GB Do you own it? Does that attachment contribute to its beauty?

WS So yes: I own it – and owning it is important to me. It is my favourite object and I would be unhappy to lose it – yet it’s still simply an artefact, albeit one that connects contemporary smart phone users (these are about the same size as the axe) directly with their forbears, to produce a sense of humans-as-toolmakers stretching across the millennia.

GB There’s a great deal of mystery around these tools. Does that give the object a degree of difficulty that appeals to you?

WS I don’t know about mystery or difficulty – once you give the thing a heft and try to use it, it becomes blindingly obvious how it was wielded and you can easily extrapolate what it was probably used for; it’s this practicality that beams out of the thing, travelling up your arm as you raise and lower it, a current of vitality-as-praxis.

GB Has Modernism made you more comfortable with the idea of liking something even though can never fully grasp the meaning?

WS Well, I can’t really grasp the meaning of this question (and I feel perfectly comfortable with that); certainly I can never be certain of what the context the axe was in was like, but I don’t think that makes the object itself particularly incomprehensible.

GB Your hand axe is from near London. Does the fact that it’s local make you like it more?

WS Yes, the localness of the axe is pleasing to me. Like most tedious middle aged people I’ve become more interested in my forbears as I’ve grown older. I discovered a few years ago that the first Self ancestor to live in London was staying only a mile away from where I live now when he completed the 1841 census – and this connection through place and time feels to me sustained (almost to the point of infinity) by this near half-million-year-old artefact

GB Do you subscribe to the “killer Frisbee” theory – that these were thrown at birds and animals?

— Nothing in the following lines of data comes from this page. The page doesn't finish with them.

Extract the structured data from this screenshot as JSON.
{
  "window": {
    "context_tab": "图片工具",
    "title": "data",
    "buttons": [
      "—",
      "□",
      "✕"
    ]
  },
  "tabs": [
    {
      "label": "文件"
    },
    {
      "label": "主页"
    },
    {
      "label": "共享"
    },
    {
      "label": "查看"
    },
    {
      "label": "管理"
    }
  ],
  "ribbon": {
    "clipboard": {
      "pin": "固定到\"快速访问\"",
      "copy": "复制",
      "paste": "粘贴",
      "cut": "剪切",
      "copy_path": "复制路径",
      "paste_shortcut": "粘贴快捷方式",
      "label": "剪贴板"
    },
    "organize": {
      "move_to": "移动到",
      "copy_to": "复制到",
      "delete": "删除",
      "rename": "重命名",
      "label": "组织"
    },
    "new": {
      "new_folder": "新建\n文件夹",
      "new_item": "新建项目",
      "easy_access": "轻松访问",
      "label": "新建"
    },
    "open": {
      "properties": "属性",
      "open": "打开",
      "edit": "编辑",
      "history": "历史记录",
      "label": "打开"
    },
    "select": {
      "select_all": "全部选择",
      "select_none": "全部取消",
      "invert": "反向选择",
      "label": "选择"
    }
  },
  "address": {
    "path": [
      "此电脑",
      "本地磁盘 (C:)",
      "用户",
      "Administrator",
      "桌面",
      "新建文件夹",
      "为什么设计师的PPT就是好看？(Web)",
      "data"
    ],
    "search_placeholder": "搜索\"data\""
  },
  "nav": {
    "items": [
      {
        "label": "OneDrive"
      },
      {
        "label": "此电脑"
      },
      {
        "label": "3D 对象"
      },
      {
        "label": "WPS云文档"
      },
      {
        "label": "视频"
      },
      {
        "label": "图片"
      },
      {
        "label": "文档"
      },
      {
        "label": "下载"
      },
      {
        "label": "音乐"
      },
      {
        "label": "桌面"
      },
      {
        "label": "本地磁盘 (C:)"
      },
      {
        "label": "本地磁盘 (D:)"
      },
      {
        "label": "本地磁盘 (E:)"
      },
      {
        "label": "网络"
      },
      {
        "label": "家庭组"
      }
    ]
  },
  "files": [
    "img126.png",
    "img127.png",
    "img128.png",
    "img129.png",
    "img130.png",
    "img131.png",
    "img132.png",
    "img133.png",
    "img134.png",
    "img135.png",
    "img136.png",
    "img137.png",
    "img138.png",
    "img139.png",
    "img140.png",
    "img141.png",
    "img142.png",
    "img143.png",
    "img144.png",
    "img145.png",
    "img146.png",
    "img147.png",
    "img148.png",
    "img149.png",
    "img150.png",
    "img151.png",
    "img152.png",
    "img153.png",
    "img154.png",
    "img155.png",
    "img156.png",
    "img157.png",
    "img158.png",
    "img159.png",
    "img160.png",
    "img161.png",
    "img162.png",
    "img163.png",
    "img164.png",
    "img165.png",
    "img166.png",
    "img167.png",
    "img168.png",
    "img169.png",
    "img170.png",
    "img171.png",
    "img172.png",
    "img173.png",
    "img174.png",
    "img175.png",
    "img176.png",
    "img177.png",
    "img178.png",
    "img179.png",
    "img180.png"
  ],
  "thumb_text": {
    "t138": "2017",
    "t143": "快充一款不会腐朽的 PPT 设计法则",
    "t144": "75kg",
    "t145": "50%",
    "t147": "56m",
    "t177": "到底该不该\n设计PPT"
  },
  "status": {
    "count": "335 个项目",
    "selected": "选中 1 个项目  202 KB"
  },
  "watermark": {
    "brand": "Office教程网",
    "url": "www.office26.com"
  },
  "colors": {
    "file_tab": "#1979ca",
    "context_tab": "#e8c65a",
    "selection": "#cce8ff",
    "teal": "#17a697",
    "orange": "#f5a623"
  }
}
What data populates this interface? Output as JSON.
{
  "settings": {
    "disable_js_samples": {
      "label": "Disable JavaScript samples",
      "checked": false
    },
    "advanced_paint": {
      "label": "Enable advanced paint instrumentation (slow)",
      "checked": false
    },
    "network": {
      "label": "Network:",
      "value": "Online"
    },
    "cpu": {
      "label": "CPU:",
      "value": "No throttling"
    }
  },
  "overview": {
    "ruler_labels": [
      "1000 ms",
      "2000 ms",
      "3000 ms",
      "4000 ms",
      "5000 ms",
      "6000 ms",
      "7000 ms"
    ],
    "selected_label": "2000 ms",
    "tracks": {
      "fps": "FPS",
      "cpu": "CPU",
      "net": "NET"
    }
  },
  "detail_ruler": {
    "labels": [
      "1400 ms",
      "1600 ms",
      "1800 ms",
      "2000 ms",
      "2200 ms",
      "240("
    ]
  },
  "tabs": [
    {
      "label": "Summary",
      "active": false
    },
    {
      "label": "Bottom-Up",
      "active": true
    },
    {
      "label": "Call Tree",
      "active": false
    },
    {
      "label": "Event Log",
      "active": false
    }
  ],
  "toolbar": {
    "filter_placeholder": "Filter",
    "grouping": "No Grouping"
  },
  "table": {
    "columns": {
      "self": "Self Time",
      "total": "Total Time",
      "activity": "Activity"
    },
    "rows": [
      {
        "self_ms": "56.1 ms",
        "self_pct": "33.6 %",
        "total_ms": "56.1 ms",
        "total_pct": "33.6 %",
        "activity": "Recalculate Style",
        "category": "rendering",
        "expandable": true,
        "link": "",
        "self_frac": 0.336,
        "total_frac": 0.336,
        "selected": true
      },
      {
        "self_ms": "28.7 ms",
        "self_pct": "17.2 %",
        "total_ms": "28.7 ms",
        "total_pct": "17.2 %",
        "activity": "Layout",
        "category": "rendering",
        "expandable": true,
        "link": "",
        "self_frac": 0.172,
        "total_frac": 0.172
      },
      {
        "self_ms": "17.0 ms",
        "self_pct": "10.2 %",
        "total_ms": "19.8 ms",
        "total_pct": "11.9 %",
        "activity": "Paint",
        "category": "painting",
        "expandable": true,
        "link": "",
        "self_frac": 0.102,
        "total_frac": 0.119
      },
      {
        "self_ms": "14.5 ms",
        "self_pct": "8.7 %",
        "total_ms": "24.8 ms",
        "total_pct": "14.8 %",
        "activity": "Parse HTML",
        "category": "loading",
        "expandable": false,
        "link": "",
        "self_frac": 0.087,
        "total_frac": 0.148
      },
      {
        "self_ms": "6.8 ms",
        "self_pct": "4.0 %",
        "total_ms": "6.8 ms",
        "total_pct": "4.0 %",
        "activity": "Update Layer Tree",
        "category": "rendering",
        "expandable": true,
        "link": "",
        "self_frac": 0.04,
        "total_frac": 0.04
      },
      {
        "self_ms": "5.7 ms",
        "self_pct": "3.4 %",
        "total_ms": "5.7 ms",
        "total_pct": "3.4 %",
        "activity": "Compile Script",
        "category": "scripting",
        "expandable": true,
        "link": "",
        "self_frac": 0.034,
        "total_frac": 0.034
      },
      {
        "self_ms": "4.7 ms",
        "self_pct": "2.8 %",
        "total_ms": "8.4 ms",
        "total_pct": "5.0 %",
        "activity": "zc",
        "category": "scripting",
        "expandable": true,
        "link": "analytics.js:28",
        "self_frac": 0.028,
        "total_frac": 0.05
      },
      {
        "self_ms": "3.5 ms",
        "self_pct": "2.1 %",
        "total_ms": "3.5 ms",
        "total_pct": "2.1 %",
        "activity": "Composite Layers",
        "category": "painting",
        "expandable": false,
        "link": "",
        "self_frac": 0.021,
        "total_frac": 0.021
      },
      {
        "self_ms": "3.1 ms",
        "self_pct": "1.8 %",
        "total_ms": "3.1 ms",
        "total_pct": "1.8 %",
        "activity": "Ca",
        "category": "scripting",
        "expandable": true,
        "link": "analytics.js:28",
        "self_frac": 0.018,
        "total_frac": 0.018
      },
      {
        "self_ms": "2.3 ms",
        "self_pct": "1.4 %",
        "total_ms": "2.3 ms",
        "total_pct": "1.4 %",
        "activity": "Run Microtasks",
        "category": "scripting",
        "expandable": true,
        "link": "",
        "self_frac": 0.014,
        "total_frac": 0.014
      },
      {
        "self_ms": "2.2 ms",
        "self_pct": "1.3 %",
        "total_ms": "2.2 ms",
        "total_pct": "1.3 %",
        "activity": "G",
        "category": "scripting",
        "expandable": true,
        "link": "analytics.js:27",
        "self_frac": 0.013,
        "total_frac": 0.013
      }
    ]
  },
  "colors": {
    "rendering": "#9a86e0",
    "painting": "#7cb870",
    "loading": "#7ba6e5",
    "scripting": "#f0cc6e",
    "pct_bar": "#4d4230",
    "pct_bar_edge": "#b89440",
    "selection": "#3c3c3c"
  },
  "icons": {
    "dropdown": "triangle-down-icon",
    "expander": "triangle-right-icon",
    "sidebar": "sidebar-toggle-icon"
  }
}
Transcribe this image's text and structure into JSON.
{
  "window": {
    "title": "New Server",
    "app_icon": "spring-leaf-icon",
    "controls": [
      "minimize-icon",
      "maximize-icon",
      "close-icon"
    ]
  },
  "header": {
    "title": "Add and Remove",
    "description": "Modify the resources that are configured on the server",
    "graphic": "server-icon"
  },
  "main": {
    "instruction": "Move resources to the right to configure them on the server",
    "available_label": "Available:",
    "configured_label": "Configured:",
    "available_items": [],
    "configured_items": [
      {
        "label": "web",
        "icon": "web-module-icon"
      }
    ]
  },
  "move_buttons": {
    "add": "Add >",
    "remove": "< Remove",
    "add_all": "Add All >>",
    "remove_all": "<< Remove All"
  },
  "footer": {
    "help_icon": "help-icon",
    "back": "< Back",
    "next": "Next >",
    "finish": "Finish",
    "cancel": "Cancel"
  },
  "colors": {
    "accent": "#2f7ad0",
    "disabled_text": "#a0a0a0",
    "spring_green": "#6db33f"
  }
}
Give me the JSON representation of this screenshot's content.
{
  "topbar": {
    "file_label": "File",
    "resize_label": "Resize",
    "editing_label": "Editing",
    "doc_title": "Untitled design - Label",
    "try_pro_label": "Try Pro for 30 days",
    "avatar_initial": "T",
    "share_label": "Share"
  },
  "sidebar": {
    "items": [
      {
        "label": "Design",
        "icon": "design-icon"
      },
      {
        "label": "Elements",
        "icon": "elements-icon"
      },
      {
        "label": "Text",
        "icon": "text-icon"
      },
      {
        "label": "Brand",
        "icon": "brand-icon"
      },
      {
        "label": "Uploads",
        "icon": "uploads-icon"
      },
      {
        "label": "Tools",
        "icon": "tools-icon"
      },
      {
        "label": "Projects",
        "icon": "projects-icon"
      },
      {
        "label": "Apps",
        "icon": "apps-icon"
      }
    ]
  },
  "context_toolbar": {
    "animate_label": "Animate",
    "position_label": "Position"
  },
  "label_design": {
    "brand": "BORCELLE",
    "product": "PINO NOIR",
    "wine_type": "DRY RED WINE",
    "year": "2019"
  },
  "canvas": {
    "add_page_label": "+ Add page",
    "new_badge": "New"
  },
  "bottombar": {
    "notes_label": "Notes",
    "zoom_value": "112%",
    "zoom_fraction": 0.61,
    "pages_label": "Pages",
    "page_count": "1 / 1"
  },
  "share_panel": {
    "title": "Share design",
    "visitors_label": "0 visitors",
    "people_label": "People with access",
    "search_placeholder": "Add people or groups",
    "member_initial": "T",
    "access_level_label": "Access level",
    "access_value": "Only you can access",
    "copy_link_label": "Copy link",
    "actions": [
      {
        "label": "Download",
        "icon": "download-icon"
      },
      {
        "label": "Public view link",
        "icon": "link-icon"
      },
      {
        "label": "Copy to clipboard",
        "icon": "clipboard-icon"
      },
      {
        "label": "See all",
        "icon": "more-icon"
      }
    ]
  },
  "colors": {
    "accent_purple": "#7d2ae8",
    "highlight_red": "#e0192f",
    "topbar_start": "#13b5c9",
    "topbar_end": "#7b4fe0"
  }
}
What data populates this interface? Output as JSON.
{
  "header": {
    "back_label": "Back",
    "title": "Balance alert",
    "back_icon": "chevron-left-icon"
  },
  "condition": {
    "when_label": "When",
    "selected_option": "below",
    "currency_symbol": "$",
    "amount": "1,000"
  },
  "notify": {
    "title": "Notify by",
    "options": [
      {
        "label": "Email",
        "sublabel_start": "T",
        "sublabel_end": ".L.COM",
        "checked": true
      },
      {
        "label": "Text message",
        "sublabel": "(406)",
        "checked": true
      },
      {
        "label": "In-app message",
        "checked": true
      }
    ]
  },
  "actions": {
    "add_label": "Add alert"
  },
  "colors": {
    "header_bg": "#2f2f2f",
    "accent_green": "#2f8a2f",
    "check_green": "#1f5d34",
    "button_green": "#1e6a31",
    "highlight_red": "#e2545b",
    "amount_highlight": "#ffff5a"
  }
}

WS No. It’s not a killer Frisbee – it’s a hand axe, it was designed to knap other stones, carve wood, and particularly to break bones so the marrow could be extracted.

GB Do you think that the person who created this was concerned with the aesthetic of the tool? Could the extent of the carving and attention to symmetry go beyond mere function, making this an early form of art as well as a useful object?

WS Well, art can be inadvertent as well as consciously arrived at. It isn’t the sort of speculation I’ve indulged in – the connection for me is physical: I touch this other hand or hands when I hold the axe; labelling as ‘art’ would seem to me a solecism on a par with the spurious twaddle that passes for art criticism nowadays.

GB Your own work is very much concerned with truth. How do you see the relationship between truth and beauty? (E.g. what do you make of Keats: “Beauty is truth, truth beauty, that is all ye know on earth, and all ye need to know.”)

WS I believe things are true inasmuch as they cohere with one another; correspondence or correlation with an assumed world separate from the aesthetic formulation is nonsensical for me, so I resile from Keats’s statement.

GB What makes something worthy of the word Beauty to you?

WS That it be pleasing, proportionate, interesting, involving and… succulent. My hand axe conforms to this paradigm – and I’m sucking it right now as I type.